Op-amp pressure sensor application transfer function

[alex.martinez]

Saludos!

I've been trying to solve for the transfer function of a circuit which was proposed on my Measuring Instrumentation lecture, I have been trying all week to solve for its transfer function (which is the goal of the exercise) as a function of all the given parameters, the variable capacitor (the pressure sensor is noted as Cx. What grinds my gears is the second feedback across the R1 resistor, I don't get how it can be connected to a node which is shared with Vp, with no resistor, what is its role? I attach the circuit diagram.

Thank you in advance, Alex.

[orolo]

There is no feedback across R1, since it's connected to the virtual ground of the second op amp. You have an inverting adder there. What is a bit disturbing, to me, is the the lack of D.C. path to ground in the inverting input of the first op amp.

[alex.martinez]

There is no feedback across R1, since it's connected to the virtual ground of the second op amp. You have an inverting adder there. What is a bit disturbing, to me, is the the lack of D.C. path to ground in the inverting input of the first op amp.

It opened my eyes! Thank you very much! That particular resistor will not affect the transfer function, does it? As I see it now is like to have a point of reference to ground in the adder. And one last doubt, what do you mean by D.C. path to ground?

Thank you a lot, sincerely,
Alex.

[orolo]

That particular resistor will not affect the transfer function, does it?

The first op-amp has a transfer function Va = -Co/Cx Vin. The second op-amp makes an inverted addition of Vin and Va, so: Vo = -R2/R1·(Va + Vin) = -R2/R1 · (1 - Co/Cx) · Vin, if I'm not mistaken. So the resistor affects the transfer function, because it adds the initial signal. I think this is some kind of bridge that will be cancelled if Co = Cx.

And one last doubt, what do you mean by D.C. path to ground?

Since the inverting input of the first op amp is only connected via capacitors, there is no definite DC level at that point. I think a resistor from there to ground, or a resistor in parallel with Cx, is missing, in order to fix the DC level at the inverting input. I've never used this specific kind of amplifier, so perhaps someone more knowlegdeable can shed some light.

I'm glad I could help a bit  .

[alex.martinez]

That particular resistor will not affect the transfer function, does it?

The first op-amp has a transfer function Va = -Co/Cx Vin. The second op-amp makes an inverted addition of Vin and Va, so: Vo = -R2/R1·(Va + Vin) = -R2/R1 · (1 - Co/Cx) · Vin, if I'm not mistaken. So the resistor affects the transfer function, because it adds the initial signal. I think this is some kind of bridge that will be cancelled if Co = Cx.

And one last doubt, what do you mean by D.C. path to ground?

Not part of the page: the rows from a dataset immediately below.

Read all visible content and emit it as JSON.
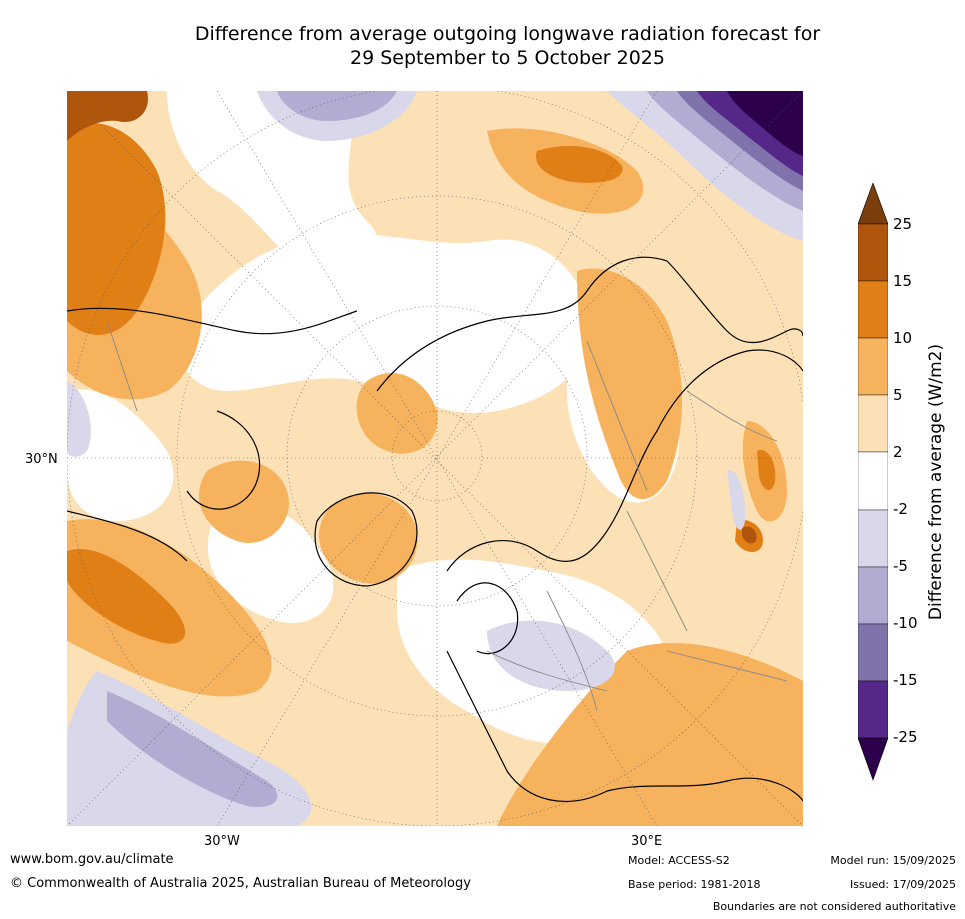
{
  "title": {
    "line1": "Difference from average outgoing longwave radiation forecast for",
    "line2": "29 September to 5 October 2025"
  },
  "map": {
    "lat_label": "30°N",
    "lon_labels": [
      "30°W",
      "30°E"
    ],
    "projection": "north polar stereographic"
  },
  "colorbar": {
    "label": "Difference from average (W/m2)",
    "ticks": [
      "25",
      "15",
      "10",
      "5",
      "2",
      "-2",
      "-5",
      "-10",
      "-15",
      "-25"
    ],
    "colors": {
      "above_25": "#7a3d0c",
      "15_to_25": "#b0560c",
      "10_to_15": "#e07f16",
      "5_to_10": "#f6b25c",
      "2_to_5": "#fde1b6",
      "neutral": "#ffffff",
      "minus2_to_minus5": "#d9d8ea",
      "minus5_to_minus10": "#b2abd2",
      "minus10_to_minus15": "#8073ac",
      "minus15_to_minus25": "#542788",
      "below_minus25": "#2d004b"
    }
  },
  "footer": {
    "website": "www.bom.gov.au/climate",
    "copyright": "© Commonwealth of Australia 2025, Australian Bureau of Meteorology",
    "model": "Model: ACCESS-S2",
    "model_run": "Model run: 15/09/2025",
    "base_period": "Base period: 1981-2018",
    "issued": "Issued: 17/09/2025",
    "disclaimer": "Boundaries are not considered authoritative"
  }
}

Since the inverting input of the first op amp is only connected via capacitors, there is no definite DC level at that point. I think a resistor from there to ground, or a resistor in parallel with Cx, is missing, in order to fix the DC level at the inverting input. I've never used this specific kind of amplifier, so perhaps someone more knowlegdeable can shed some light.

I'm glad I could help a bit  .

Indeed, how could I have missed it, I got too obsessed with it as a feedback loop without seeing that it is actually after the first stage! Hahaha. The diagram is just an exercise for the concept of seonsor that bring very small variations, so I guessed they did not bother to include it, and once again, thank you a lot!

My regards, Alex.

[Ratch]

Saludos!

I've been trying to solve for the transfer function of a circuit which was proposed on my Measuring Instrumentation lecture, I have been trying all week to solve for its transfer function (which is the goal of the exercise) as a function of all the given parameters, the variable capacitor (the pressure sensor is noted as Cx. What grinds my gears is the second feedback across the R1 resistor, I don't get how it can be connected to a node which is shared with Vp, with no resistor, what is its role? I attach the circuit diagram.

Thank you in advance, Alex.

The transfer function is relatively easy to compute.  I don't know what Vp is because I don't see it in the schematic.  You have two resistors labeled R1, which is confusing.  The term in the smaller parenthesis is the output voltage of the left op-amp.   The terms within the large parenthesis are the total current from the left op-amp and Vin across the bottom R1.  Multiplying by R2 gives Vo.

Ratch